Bed Bath & Beyond, Inc. (BBBY: 39.12 0.00 0.00%) - Shares of the home furnishings retailer are down 4.15% to $39.74 in morning trading, recovering slightly since the start of the session when the stock slumped 5.7% to an intraday low of $39.10. Positive news that BBBY reported better-than-expected first-quarter profits of $0.52 per share versus average analyst estimates of $0.48 a share was overshadowed by a weaker-than-expected second-quarter forecast from the company. Bed Bath & Beyond said it expects to earn between $0.59 and $0.63 per share in the second quarter, which underwhelmed the consensus view for net income of $0.64 a share. One disappointed options investor has apparently had enough and today opted to throw in the towel on the retailer by unraveling a previously established debit call spread in the July contract. It looks like the trader initially purchased 1,000 calls at the July $42 strike for a premium of $1.25 each, and sold the same number of calls at the higher July $45 strike at a premium of $0.30 apiece. The net cost of the original transaction was $0.95 per contract. The subsequent slide in the price of the underlying shares has dragged premium on the calls sharply lower in the days elapsed since the spread was purchased on June 22, 2010, when BBBY was trading at a volume-weighted average price of $40.98. The options investor ditched the spread today by selling the July $42 strike calls for a premium of $0.49 apiece, and buying the July $45 strike calls for a premium of $0.09 each. By closing out the position today the investor suffers a net loss of $0.55 per contract. The overall reading of options implied volatility on Bed Bath & Beyond is lower by 12.8% to 35.24% following earnings.
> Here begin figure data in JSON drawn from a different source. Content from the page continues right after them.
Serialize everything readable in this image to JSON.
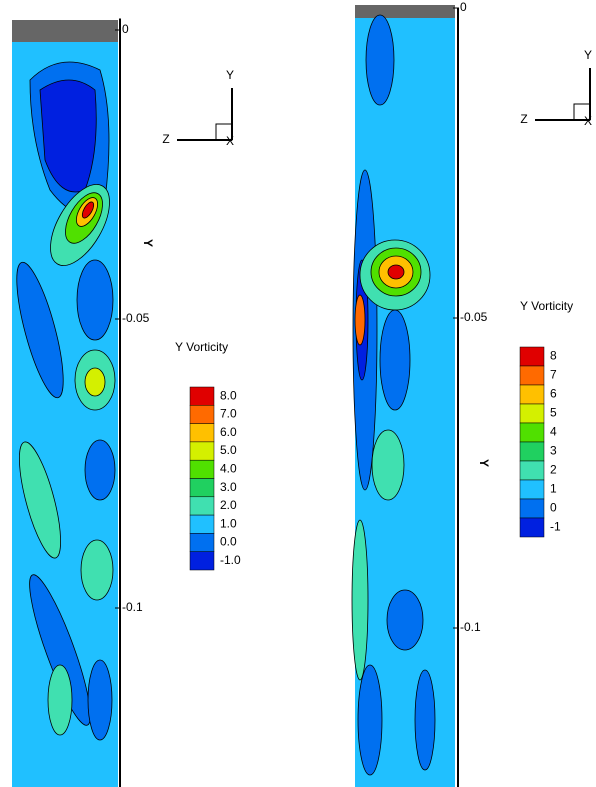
{
  "chart_data": [
    {
      "type": "contour",
      "title": "Y Vorticity",
      "y_label": "Y",
      "axis_triad": {
        "y": "Y",
        "z": "Z",
        "x": "X"
      },
      "ylim": [
        -0.131,
        0.002
      ],
      "yticks": [
        0,
        -0.05,
        -0.1
      ],
      "levels": [
        {
          "value": 8,
          "label": "8.0"
        },
        {
          "value": 7,
          "label": "7.0"
        },
        {
          "value": 6,
          "label": "6.0"
        },
        {
          "value": 5,
          "label": "5.0"
        },
        {
          "value": 4,
          "label": "4.0"
        },
        {
          "value": 3,
          "label": "3.0"
        },
        {
          "value": 2,
          "label": "2.0"
        },
        {
          "value": 1,
          "label": "1.0"
        },
        {
          "value": 0,
          "label": "0.0"
        },
        {
          "value": -1,
          "label": "-1.0"
        }
      ],
      "colors": [
        "#e00000",
        "#ff6a00",
        "#ffc000",
        "#d4f000",
        "#50e000",
        "#20d060",
        "#40e0b0",
        "#20c0ff",
        "#0070f0",
        "#0020e0"
      ]
    },
    {
      "type": "contour",
      "title": "Y Vorticity",
      "y_label": "Y",
      "axis_triad": {
        "y": "Y",
        "z": "Z",
        "x": "X"
      },
      "ylim": [
        -0.126,
        0.0
      ],
      "yticks": [
        0,
        -0.05,
        -0.1
      ],
      "levels": [
        8,
        7,
        6,
        5,
        4,
        3,
        2,
        1,
        0,
        -1
      ],
      "colors": [
        "#e00000",
        "#ff6a00",
        "#ffc000",
        "#d4f000",
        "#50e000",
        "#20d060",
        "#40e0b0",
        "#20c0ff",
        "#0070f0",
        "#0020e0"
      ]
    }
  ]
}
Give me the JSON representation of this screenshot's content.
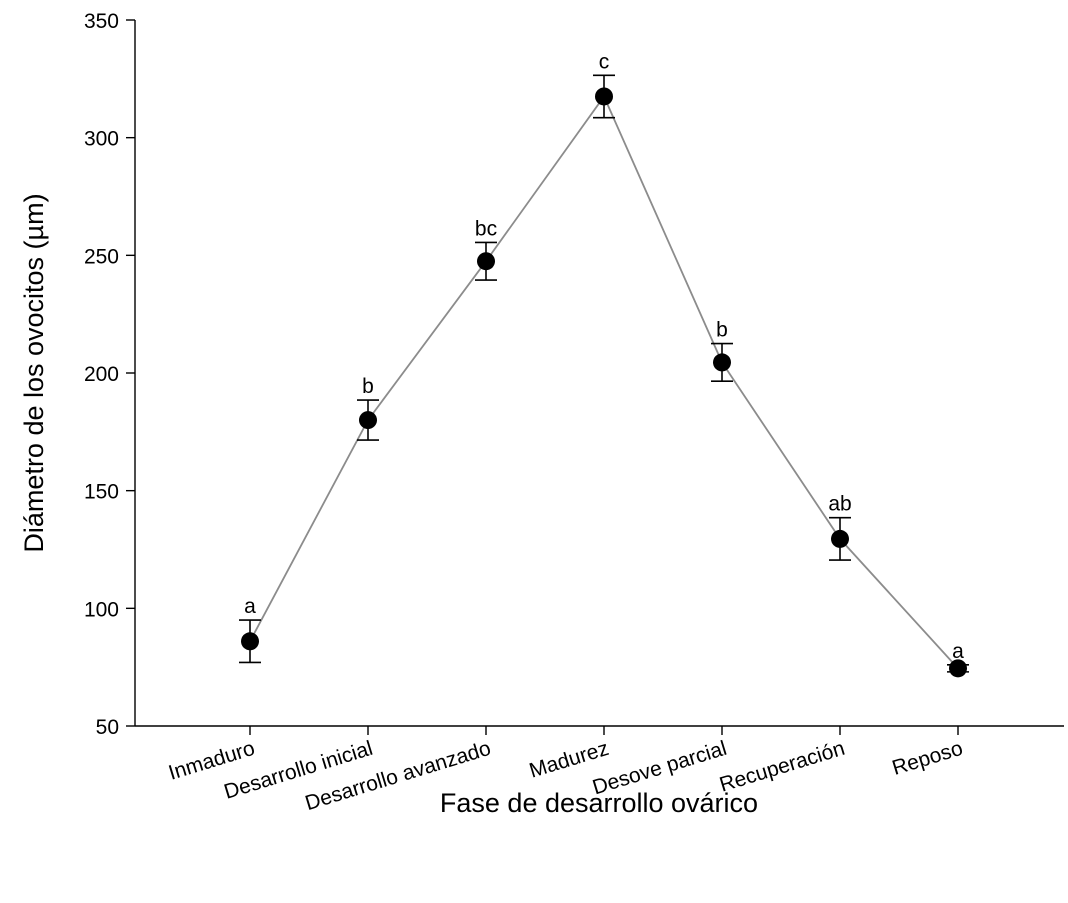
{
  "chart_data": {
    "type": "scatter",
    "title": "",
    "xlabel": "Fase de desarrollo ovárico",
    "ylabel": "Diámetro de los ovocitos (µm)",
    "ylim": [
      50,
      350
    ],
    "yticks": [
      50,
      100,
      150,
      200,
      250,
      300,
      350
    ],
    "ytick_labels": [
      "50",
      "100",
      "150",
      "200",
      "250",
      "300",
      "350"
    ],
    "categories": [
      "Inmaduro",
      "Desarrollo inicial",
      "Desarrollo avanzado",
      "Madurez",
      "Desove parcial",
      "Recuperación",
      "Reposo"
    ],
    "series": [
      {
        "values": [
          86,
          180,
          247.5,
          317.5,
          204.5,
          129.5,
          74.5
        ],
        "error": [
          9,
          8.5,
          8,
          9,
          8,
          9,
          1.5
        ],
        "significance_letters": [
          "a",
          "b",
          "bc",
          "c",
          "b",
          "ab",
          "a"
        ],
        "marker": "filled-circle",
        "marker_color": "#000000",
        "line_color": "#8c8c8c",
        "error_bar_color": "#000000"
      }
    ],
    "grid": false,
    "legend": "none",
    "x_tick_label_rotation": "angled"
  }
}
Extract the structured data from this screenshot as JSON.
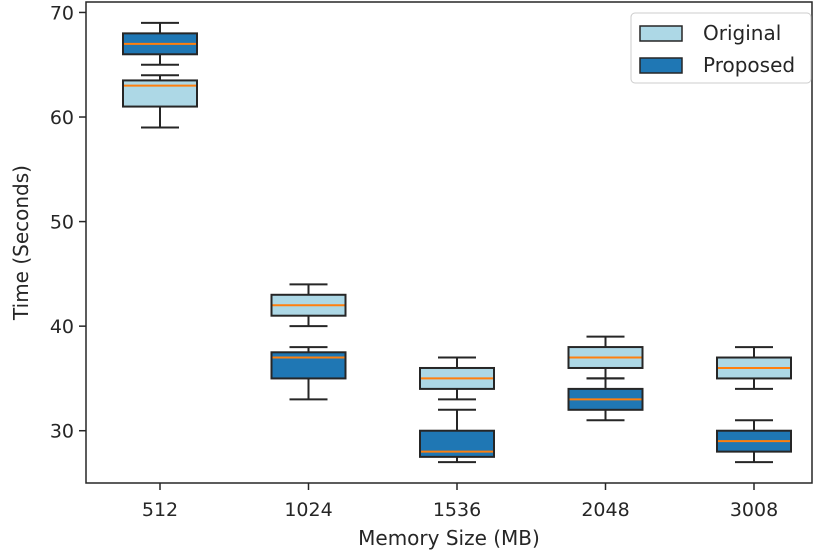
{
  "chart_data": {
    "type": "box",
    "title": "",
    "xlabel": "Memory Size (MB)",
    "ylabel": "Time (Seconds)",
    "categories": [
      "512",
      "1024",
      "1536",
      "2048",
      "3008"
    ],
    "ylim": [
      25,
      71
    ],
    "yticks": [
      30,
      40,
      50,
      60,
      70
    ],
    "grid": false,
    "legend_position": "top-right",
    "series": [
      {
        "name": "Original",
        "color": "#add8e6",
        "boxes": [
          {
            "whisker_low": 59,
            "q1": 61,
            "median": 63,
            "q3": 63.5,
            "whisker_high": 64
          },
          {
            "whisker_low": 40,
            "q1": 41,
            "median": 42,
            "q3": 43,
            "whisker_high": 44
          },
          {
            "whisker_low": 33,
            "q1": 34,
            "median": 35,
            "q3": 36,
            "whisker_high": 37
          },
          {
            "whisker_low": 35,
            "q1": 36,
            "median": 37,
            "q3": 38,
            "whisker_high": 39
          },
          {
            "whisker_low": 34,
            "q1": 35,
            "median": 36,
            "q3": 37,
            "whisker_high": 38
          }
        ]
      },
      {
        "name": "Proposed",
        "color": "#1f77b4",
        "boxes": [
          {
            "whisker_low": 65,
            "q1": 66,
            "median": 67,
            "q3": 68,
            "whisker_high": 69
          },
          {
            "whisker_low": 33,
            "q1": 35,
            "median": 37,
            "q3": 37.5,
            "whisker_high": 38
          },
          {
            "whisker_low": 27,
            "q1": 27.5,
            "median": 28,
            "q3": 30,
            "whisker_high": 32
          },
          {
            "whisker_low": 31,
            "q1": 32,
            "median": 33,
            "q3": 34,
            "whisker_high": 35
          },
          {
            "whisker_low": 27,
            "q1": 28,
            "median": 29,
            "q3": 30,
            "whisker_high": 31
          }
        ]
      }
    ],
    "median_color": "#ff7f0e"
  }
}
Tyco International Ltd. (TYC: 36.73 0.00 0.00%) - Manufacturing and service company, Tyco International Ltd., enticed bullish options players to the July contract even though the price of its shares are down 2.3% to $36.99 as of 11:00 am (ET). Investors expecting Tyco’s shares to rebound ahead of expiration next month purchased approximately 3,600 calls at the July $37 strike at an average premium of $1.40 per contract. Call buyers at this strike price make money if the price of the underlying stock increases 3.8% to surpass the average breakeven price of $38.40 by July expiration. The jump in demand for call options on Tyco International Ltd. helped lift the stock’s overall reading of options implied volatility 14.9% to 30.70% in the first half of the trading session.